Нет, все-таки я должна написать об этом, хоть и месяц спустя. «Сиротливый запад» был полуудачной попыткой культурного обогащение/просвещения/просто приятного вечера. Я искренне полагала, что на сцене Комиссаржевки «почти комедия» будет зрелищем достойным, лиричным, добрым и т.д.
Спектакль открывался инфернальной картиной: под оглушающий вой сирен четыре странные монахини с фарфоровыми лицами синхронно вырывали страницы из телефонных справочников, совершали над ними некие загадочные манипуляции – посыпали мукой, поливали водой. Они словно бы перемалывали чужие судьбы, эти жутковатые гротескные норны в монашеских рясах - и все это под адские завывания сигналов об артобстреле.
Само действие, к счастью не сопровождавшееся столь «изысканным» аудиофоном, по уровню культурки – вот именно культурки – походило на «Нашу Рашу»: два бомжеобразных персонажа перебрёхивались их своих фанерных комнат-ящиков, употребляя выражения, едва ли допустимые на подмостках, особенно в театре с традициями. Половина зрителей покинула зал, не дожидаясь антракта, менее чувствительные выдержали чуть дольше. Те, кто честно попытался вникнуть в смысл активного обмена пейоративными выражениями, стали свидетелями следующей драмы.

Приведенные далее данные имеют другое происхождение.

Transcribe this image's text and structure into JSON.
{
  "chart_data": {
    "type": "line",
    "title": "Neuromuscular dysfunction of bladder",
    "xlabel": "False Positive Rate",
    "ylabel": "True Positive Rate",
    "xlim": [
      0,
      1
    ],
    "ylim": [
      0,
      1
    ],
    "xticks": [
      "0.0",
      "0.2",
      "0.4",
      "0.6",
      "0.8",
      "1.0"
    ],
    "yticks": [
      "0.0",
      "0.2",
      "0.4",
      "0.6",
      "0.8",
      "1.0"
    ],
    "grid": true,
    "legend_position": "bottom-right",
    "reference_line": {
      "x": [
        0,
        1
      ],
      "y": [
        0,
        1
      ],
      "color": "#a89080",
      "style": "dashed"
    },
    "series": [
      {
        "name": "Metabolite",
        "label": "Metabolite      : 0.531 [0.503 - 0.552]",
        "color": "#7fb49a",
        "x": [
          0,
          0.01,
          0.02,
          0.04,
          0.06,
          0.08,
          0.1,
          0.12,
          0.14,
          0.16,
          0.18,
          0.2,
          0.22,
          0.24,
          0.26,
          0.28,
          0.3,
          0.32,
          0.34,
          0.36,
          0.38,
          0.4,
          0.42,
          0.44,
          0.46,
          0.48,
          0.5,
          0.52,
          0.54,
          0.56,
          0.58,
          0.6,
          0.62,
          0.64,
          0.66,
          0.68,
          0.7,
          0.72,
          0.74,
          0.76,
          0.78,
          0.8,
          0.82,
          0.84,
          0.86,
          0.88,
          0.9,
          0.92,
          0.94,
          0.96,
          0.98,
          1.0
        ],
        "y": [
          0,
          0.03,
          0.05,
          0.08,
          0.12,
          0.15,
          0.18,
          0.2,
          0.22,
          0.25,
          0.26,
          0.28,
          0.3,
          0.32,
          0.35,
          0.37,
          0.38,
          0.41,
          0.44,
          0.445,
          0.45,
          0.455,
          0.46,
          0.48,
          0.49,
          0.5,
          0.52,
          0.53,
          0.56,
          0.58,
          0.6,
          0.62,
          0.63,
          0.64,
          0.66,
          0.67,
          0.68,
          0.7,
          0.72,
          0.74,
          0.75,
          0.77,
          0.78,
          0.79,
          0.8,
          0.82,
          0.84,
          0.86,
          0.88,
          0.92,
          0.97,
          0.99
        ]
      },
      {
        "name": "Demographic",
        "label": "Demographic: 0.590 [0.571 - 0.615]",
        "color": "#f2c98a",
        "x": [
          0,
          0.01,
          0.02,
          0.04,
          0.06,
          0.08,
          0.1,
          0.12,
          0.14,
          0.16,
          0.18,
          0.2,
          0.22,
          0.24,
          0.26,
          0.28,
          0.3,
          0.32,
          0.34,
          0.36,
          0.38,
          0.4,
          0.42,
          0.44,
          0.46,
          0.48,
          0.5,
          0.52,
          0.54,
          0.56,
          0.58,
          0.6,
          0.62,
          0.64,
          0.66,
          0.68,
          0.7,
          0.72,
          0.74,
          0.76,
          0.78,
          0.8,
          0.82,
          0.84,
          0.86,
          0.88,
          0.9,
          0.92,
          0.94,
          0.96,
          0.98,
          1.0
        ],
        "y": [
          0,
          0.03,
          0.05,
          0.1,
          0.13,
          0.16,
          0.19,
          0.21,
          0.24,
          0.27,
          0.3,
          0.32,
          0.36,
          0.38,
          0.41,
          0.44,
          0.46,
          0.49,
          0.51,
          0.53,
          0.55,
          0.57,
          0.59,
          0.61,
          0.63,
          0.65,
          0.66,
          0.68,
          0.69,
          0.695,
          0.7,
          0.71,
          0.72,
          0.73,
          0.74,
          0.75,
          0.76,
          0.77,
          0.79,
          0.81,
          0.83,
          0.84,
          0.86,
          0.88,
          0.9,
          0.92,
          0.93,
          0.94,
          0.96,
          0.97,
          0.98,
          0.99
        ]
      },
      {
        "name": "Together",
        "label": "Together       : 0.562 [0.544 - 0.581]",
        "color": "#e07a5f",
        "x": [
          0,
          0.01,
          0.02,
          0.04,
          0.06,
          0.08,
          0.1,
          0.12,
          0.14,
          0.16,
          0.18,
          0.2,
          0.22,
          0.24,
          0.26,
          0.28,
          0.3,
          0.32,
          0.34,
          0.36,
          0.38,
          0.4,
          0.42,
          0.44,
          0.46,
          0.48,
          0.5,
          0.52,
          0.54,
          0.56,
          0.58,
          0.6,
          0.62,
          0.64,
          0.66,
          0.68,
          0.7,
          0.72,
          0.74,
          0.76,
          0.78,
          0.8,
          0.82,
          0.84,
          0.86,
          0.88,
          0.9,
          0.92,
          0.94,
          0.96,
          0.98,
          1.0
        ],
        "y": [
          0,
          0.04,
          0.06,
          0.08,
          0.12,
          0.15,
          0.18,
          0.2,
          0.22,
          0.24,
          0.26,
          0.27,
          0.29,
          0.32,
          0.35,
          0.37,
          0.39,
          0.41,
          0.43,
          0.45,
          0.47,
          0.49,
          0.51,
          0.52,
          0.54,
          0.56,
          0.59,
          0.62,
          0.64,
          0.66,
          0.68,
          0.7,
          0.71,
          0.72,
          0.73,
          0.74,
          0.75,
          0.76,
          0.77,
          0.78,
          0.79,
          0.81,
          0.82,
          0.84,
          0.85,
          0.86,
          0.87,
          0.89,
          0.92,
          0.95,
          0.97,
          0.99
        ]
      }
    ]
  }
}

Герои – братья Коннор, жители ирландской глубинки, терпеть друг друга не могут, поэтому любая мелочь – вплоть до цвета кухонной плиты и наличия бороздок на чипсах – вызывает между ними бурную перепалку. Братья являют собой классическую пару: большой тихоня Коулмен, у которого в голове водятся неизвестно какие дьяволы, и мелкий задира Вален, у которого что на уме – то на языке. Их дуэт дополняют малолетняя представительница некой агрессивной субкультуры Герлен, чудо в драных колготках, и пастор Уэлш, тщетно вопиющий в этом аду сквернословия, алкоголизма, распущенности и безысходности о моральных ценностях и добродетели.
При всей пошлости и сумбурности внешнего, глубинный слой постановки достоин внимания и размышлений. Когда персонажи, каждый в свой момент, перестают паясничать, затронутые проповедями – да что там, воплями отчаяния – Уэлша, и по-своему, пусть грубо, упрощенно и обыденно трактуют огромные проблемы – в этом есть что-то почти трогательное. Когда они рассуждают о вере, о посмертной судьбе душе, о соотношении жизни со всеми ее тяготами с освобождающей, но забирающей самое ценное смертью – в такие моменты откровенности они становятся похожи на непослушных, но тем не менее чистых и честных детей. Да, они грязны снаружи – но это лучше, чем грязь внутри. Вся их циничность и грубость – наносная, это защитный панцирь, предохраняющий их от личного и всеобщего одиночества, от «сиротливости». Приобретенная в ходе эволюции наклонность, помогающая выжить в удушающем болоте бесконечного быта. Механизм, так и не развившийся у бедняги Уэлша, покончившего с собой.
В общем, не рубите сплеча, когда речь идет о постановках и людях. В результате они могут оказаться гораздо лучше, чем показались на первый взгляд.